Retour à Paris en 1787. Il a vingt ans. Commence alors pour lui un incroyable enchaînement de métiers et de circonstances qui, tout au long d’un parcours­ qui ne connaît toujours pas la ligne droite, le conduiront à la postérité. La chance est au rendez-vous : il entre comme employé de banque chez Etienne Clavière. Ce financier protestant genevois, qui deviendra ministre des Finances en 1792, l’introduit dans le groupe des Girondins et lui met surtout entre les mains « La Richesse des nations » d’Adam Smith. Une « révélation » qui décidera de sa vocation d’économiste. Pour l’heure, l’incorrigible vibrion profite de cette position enfin stable pour donner libre cours à sa passion pour le théâtre (il a écrit sa première pièce à treize ans, « Le Tabac narcotique », inspirée d’un fait divers, puis les très prosaïques « La Tante et le Prétendu » et « Le Curé amoureux ») ou s’intéresser à la presse (il publie en 1789 une brochure, « La Liberté de la presse », puis s’occupe du « Courrier de Provence », le journal de Mirabeau). Libéral et républicain convaincu, il soutient surtout la Révolution dans les cercles d’artistes, d’écrivains et de penseurs. Avec eux il s’engagera dans la campagne de l’An II et sera victorieux à la bataille de Valmy. Mais la Révolution est une broyeuse : la Terreur évince les Girondins et provoque le suicide de Clavière. Nouveau tournant : Say sera journaliste ! Rédacteur en chef et patron, de 1794 à 1799, de la revue du groupe des Idéologues, « La Décade philosophique, littéraire et politique » qui promeut les idées nouvelles, il y croise alors tout ce que l’époque compte de grands noms. La politique n’est pas loin… La revue soutient le Directoire et le coup d’Etat du 18 Brumaire. Say devient proche de Bonaparte. C’est lui qui lui dresse la liste de livres à emporter lors de son expédition d’Egypte, et c’est sans surprise qu’il sera nommé en 1799 député au Tribunat, l’une des 4 assemblées du Consulat, où il siège au comité des Finances.

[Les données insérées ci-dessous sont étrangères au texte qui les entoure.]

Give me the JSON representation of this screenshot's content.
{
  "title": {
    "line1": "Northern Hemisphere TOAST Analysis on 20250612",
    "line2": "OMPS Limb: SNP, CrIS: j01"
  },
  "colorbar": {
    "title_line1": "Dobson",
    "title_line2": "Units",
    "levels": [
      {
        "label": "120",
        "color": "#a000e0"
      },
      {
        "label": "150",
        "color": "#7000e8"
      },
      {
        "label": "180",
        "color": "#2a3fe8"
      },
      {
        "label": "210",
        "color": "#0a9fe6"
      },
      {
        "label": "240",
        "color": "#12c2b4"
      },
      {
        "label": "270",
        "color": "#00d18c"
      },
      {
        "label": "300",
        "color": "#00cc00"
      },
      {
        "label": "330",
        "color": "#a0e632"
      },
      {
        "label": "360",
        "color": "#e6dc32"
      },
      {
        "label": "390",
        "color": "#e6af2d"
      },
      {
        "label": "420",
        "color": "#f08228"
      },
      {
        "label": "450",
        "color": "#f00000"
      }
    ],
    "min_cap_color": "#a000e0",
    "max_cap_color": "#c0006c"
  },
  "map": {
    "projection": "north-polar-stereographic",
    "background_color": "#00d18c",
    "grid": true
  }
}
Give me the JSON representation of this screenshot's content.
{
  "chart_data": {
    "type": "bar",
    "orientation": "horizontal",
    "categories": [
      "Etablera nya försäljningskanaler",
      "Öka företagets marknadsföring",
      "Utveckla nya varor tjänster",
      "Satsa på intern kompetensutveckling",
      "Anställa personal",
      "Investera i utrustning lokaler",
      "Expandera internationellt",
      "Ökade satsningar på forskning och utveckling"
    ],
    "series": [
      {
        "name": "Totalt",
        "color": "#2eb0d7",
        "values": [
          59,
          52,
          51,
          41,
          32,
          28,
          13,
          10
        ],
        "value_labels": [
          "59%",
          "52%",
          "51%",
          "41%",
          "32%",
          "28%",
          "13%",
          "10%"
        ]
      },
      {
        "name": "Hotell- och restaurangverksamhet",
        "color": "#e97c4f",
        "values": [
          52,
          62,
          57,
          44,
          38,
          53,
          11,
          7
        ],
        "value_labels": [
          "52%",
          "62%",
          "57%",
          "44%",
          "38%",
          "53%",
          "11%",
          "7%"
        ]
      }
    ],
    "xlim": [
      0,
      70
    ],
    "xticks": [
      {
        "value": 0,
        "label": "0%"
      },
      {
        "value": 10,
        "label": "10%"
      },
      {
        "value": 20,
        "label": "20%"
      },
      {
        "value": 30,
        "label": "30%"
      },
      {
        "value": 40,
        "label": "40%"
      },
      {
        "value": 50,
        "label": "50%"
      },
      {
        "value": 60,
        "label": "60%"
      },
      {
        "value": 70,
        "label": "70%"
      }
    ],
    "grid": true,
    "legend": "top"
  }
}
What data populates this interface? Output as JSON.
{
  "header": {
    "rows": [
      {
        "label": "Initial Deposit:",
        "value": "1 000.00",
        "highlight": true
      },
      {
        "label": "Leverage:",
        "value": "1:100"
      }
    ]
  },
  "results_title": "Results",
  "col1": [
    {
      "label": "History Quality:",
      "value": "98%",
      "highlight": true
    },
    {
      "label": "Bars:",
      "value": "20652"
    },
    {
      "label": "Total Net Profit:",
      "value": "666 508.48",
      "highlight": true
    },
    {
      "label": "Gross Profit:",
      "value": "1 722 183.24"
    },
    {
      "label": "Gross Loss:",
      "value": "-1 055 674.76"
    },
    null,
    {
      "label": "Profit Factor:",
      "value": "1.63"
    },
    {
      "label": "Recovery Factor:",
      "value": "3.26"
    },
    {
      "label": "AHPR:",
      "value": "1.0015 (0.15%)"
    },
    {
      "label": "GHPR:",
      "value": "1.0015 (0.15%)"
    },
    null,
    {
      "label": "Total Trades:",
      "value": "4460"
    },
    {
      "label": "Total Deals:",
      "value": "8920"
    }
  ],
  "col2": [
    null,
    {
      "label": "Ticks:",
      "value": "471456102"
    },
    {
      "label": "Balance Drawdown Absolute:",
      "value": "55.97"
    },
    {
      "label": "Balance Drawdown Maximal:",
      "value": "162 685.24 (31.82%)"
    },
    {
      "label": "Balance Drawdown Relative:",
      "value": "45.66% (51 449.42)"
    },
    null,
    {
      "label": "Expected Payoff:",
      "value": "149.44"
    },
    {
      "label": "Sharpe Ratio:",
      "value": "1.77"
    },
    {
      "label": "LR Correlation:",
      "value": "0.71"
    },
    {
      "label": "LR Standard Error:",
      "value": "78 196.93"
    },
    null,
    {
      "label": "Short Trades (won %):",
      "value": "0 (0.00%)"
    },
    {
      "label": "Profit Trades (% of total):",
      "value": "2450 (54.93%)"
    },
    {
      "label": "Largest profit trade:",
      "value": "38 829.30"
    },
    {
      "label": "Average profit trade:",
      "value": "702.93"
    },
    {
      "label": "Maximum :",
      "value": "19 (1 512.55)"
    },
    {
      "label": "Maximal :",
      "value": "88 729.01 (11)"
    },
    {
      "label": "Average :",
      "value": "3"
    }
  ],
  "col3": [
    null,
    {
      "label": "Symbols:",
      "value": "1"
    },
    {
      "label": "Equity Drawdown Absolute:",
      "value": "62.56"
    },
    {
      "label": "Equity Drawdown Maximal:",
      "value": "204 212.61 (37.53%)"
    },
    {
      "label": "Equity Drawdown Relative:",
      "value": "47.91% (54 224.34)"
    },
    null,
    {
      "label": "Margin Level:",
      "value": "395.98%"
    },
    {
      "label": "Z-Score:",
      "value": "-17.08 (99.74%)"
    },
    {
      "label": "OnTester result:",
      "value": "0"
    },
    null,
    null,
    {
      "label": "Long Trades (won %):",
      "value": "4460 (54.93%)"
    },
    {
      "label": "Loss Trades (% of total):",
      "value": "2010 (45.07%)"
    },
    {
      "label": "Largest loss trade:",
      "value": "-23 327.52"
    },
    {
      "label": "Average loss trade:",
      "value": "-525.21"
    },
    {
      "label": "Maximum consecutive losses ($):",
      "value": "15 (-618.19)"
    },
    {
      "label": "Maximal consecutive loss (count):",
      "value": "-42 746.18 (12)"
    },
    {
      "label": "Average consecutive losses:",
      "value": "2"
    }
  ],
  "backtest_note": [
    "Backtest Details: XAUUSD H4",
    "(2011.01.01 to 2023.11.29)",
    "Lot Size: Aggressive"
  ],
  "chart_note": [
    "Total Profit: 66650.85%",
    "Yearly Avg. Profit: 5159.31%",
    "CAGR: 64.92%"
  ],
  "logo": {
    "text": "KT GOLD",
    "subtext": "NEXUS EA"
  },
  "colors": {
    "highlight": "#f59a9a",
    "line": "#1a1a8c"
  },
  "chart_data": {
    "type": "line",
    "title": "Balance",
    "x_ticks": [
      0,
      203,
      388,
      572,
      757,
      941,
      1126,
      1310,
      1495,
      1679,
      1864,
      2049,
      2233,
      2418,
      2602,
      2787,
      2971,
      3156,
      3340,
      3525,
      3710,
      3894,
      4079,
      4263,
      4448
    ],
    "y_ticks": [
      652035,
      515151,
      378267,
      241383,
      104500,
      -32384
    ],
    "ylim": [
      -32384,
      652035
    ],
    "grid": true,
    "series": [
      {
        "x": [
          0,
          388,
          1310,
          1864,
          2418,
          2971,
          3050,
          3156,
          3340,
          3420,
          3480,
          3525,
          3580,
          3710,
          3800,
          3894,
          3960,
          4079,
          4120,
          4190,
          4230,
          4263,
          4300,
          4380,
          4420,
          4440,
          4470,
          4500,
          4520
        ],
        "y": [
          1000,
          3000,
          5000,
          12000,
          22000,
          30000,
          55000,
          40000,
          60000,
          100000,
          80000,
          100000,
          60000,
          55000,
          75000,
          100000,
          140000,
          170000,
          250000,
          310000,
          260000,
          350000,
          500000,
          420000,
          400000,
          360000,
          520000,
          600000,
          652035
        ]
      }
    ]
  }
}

Say est à son affaire. L’économie politique est désormais au cœur de ses fonctions et de ses préoccupations. Il formalise ses idées dans son « Traité d’économie politique », publié en 1803, qu’il conçoit lui-même comme une sorte de vulgarisation – souvent critique – du livre d’Adam Smith. Ce coup d’essai est un grand succès de librairie : l’ouvrage connaîtra pas moins de quatre rééditions de son vivant et des tirages exceptionnels traduits dans de nombreuses langues.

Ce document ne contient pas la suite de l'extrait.